Writers want to write good books. Publishers want to publish good books. Readers want to read good books. Quality is something everyone aspires to, both in consuming and producing. No one wants to eat a half-cooked hamburger and no one wants to make one. It’s the same with writing.
Part of writing a good book is a difficult process. Even after “finishing” the book, i.e, the first draft, a writer still has a plenty of work to do. Unfortunately, this is the point where the writer can’t work alone. Every writer is naturally prejudiced towards his own work. The direction of the prejudice can vary, either in favor of the author or against him. There are two types of editing writers.
The first type is the “my writing is perfect, so it only needs a little editing to polish it up” kind. The other type is the “oh, my writing is terrible, it will never be any good” kind. Both are a problem. Personally, I lean towards the second type. Given the opportunity and time, I would have twenty drafts of every story I ever wrote and I’d still be trying to improve them.
This is where other people come in. You’ve already done the part that no-one else can do; pulled a story out of your imagination. After that, you’ll need help. The readers don’t have a clue what your story is about, except for what they can see on paper. That means they can be easily confused when the writer throws plots, details, or people into the story without explaining them. New authors often forget they haven’t explained something; they already know all the details, so a chapter can make sense to them and still be a dizzying maze to a reader.
After the plot problems are fixed, you have the spelling and grammatical errors. Those HAVE to be fixed, no ifs-and-or-buts. The ones that are intentional, most often used in dialogue, can stay; everything else goes.
At the very end, the “tone” of the book has to be inspected. The tone is the narrative attitude, the way the characters talk, the consistency in both description and action. All of these things should be steady, not varying throughout the book. If the narrative begins in a friendly, conversational tone, it should stay that way throughout the book. If the narrative gradually starts to sound “bardic” or “records-keeper”, it probably needs a rewrite, to even out this error in tone.
All of this, however, I’ve already said before in other posts. So, you ask…why did I bother bringing it all up again? Most of the other posts have been recent enough that I don’t need to recap. True.
The question is; how to do the best job of all of this. I’m coming very close to finishing several books and short stories, close enough to feel ready to send them to a publisher. I might even publish my short stories myself, rather than send them to a magazine.
Now, one of the best things you can do for your book is to hire an editor.
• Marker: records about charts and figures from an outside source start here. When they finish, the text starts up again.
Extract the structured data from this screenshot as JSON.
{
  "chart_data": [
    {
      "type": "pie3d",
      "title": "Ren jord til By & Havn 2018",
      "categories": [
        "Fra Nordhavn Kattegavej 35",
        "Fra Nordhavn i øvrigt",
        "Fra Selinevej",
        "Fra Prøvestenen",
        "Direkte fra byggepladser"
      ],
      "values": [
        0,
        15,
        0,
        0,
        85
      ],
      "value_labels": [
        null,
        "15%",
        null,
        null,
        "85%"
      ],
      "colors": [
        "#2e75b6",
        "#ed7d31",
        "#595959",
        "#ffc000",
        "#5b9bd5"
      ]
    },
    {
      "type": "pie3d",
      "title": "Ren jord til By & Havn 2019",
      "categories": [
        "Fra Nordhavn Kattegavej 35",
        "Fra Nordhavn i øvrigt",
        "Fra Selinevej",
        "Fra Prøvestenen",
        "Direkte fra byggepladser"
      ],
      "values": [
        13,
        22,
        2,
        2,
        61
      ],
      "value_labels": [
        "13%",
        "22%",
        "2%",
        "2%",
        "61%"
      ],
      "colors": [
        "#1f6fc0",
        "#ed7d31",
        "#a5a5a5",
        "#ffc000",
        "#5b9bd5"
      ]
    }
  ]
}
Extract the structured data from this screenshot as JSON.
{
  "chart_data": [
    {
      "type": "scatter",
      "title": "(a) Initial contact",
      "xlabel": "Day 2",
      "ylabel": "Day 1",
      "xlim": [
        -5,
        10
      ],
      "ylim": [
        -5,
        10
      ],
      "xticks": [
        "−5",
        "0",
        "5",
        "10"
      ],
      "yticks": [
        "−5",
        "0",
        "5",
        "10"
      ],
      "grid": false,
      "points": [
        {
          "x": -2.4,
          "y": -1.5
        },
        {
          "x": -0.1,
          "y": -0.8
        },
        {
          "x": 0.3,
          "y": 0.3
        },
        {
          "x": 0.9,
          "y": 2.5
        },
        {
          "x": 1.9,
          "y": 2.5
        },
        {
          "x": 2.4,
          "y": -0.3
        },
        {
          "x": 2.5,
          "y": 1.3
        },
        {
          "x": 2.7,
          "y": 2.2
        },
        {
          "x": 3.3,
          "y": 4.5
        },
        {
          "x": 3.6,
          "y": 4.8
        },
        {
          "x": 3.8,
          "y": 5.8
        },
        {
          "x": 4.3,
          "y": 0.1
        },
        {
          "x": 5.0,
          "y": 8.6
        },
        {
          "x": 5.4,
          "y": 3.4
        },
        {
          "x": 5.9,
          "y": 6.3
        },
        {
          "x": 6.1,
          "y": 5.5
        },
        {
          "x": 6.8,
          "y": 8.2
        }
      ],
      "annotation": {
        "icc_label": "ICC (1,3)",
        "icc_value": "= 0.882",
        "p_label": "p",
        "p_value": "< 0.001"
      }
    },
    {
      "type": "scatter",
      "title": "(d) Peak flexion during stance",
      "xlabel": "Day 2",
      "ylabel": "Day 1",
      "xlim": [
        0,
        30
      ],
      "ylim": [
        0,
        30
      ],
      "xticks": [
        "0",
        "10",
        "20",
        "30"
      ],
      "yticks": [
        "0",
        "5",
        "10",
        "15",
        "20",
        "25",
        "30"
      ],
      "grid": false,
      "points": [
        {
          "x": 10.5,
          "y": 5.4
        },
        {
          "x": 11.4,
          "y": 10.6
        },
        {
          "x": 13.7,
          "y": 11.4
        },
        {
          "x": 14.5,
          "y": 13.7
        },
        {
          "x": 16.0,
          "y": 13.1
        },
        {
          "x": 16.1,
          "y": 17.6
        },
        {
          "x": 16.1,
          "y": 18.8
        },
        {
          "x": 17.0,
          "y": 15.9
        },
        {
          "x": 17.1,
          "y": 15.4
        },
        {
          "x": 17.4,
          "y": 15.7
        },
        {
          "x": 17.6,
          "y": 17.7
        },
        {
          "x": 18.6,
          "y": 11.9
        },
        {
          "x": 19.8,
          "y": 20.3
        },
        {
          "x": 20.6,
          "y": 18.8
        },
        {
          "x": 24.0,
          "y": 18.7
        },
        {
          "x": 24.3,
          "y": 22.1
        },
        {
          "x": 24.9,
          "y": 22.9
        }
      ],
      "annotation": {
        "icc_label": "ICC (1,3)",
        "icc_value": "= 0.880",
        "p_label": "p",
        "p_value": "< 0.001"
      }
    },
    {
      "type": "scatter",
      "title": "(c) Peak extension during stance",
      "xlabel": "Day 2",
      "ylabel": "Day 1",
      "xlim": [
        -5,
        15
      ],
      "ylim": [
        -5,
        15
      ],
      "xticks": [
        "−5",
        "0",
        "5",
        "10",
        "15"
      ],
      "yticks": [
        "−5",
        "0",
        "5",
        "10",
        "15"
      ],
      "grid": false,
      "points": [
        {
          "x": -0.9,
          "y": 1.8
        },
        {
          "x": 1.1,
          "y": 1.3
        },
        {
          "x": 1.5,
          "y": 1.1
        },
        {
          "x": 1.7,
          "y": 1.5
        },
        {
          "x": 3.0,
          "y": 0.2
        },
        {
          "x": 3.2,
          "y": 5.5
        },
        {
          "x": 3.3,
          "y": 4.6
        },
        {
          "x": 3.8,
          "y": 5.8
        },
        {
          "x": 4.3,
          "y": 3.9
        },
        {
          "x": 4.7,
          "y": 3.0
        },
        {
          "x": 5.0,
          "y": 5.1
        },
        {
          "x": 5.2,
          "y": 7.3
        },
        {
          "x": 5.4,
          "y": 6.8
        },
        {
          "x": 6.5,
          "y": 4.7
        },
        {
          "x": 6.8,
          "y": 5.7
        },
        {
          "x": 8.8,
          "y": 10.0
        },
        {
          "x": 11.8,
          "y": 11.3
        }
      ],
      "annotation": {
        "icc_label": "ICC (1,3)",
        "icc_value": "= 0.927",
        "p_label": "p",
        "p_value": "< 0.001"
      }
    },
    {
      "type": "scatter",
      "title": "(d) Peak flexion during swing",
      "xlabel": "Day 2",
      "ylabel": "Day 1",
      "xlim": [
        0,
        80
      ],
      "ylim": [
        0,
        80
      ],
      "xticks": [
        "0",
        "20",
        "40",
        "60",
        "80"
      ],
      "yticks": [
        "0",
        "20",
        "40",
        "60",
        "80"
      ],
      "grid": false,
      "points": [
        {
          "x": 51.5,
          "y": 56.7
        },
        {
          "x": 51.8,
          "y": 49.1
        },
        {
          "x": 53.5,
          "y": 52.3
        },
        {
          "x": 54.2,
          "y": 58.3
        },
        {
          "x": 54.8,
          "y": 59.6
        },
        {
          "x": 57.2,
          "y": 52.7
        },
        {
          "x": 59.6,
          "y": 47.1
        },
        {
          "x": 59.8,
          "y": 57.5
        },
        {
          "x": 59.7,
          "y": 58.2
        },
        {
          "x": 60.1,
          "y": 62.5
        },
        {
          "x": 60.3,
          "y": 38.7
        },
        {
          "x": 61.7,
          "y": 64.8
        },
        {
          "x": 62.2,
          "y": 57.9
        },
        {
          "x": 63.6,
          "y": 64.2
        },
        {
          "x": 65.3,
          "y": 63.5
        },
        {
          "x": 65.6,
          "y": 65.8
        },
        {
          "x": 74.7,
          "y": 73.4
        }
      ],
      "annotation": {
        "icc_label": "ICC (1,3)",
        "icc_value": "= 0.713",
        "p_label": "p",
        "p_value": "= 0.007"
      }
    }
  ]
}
It improves it in many ways, not least by providing a non-biased reader. The editor can provide many services, not least important of which is an general opinion (usually called a manuscript critique). The best aspect of an editor, after the actual editing benefits, is that many agents and publishers appreciate a book which has already been edited. There are many reasons for this, but the one that is most important to writers is that the agent assumes that if the writer will pay to have his book edited, he actually cares about how good it is.
There’s one really big problem here, though. An editor costs money. Quite a bit of money. To have my first novel edited by a free-lance editor would cost me in the area of 2-3,000 dollars. That price would include the full edit, from grammar checks to manuscript critique. (the manuscript critique alone costs several hundred, a more affordable price) Much as I love my writing and would like to do my best, I don’t HAVE three grand to spend. On anything.
So, what the heck to do? For the present, I am just going to be as hard on my writing as possible and rely on my beta-readers to help me fix the problems that slip through.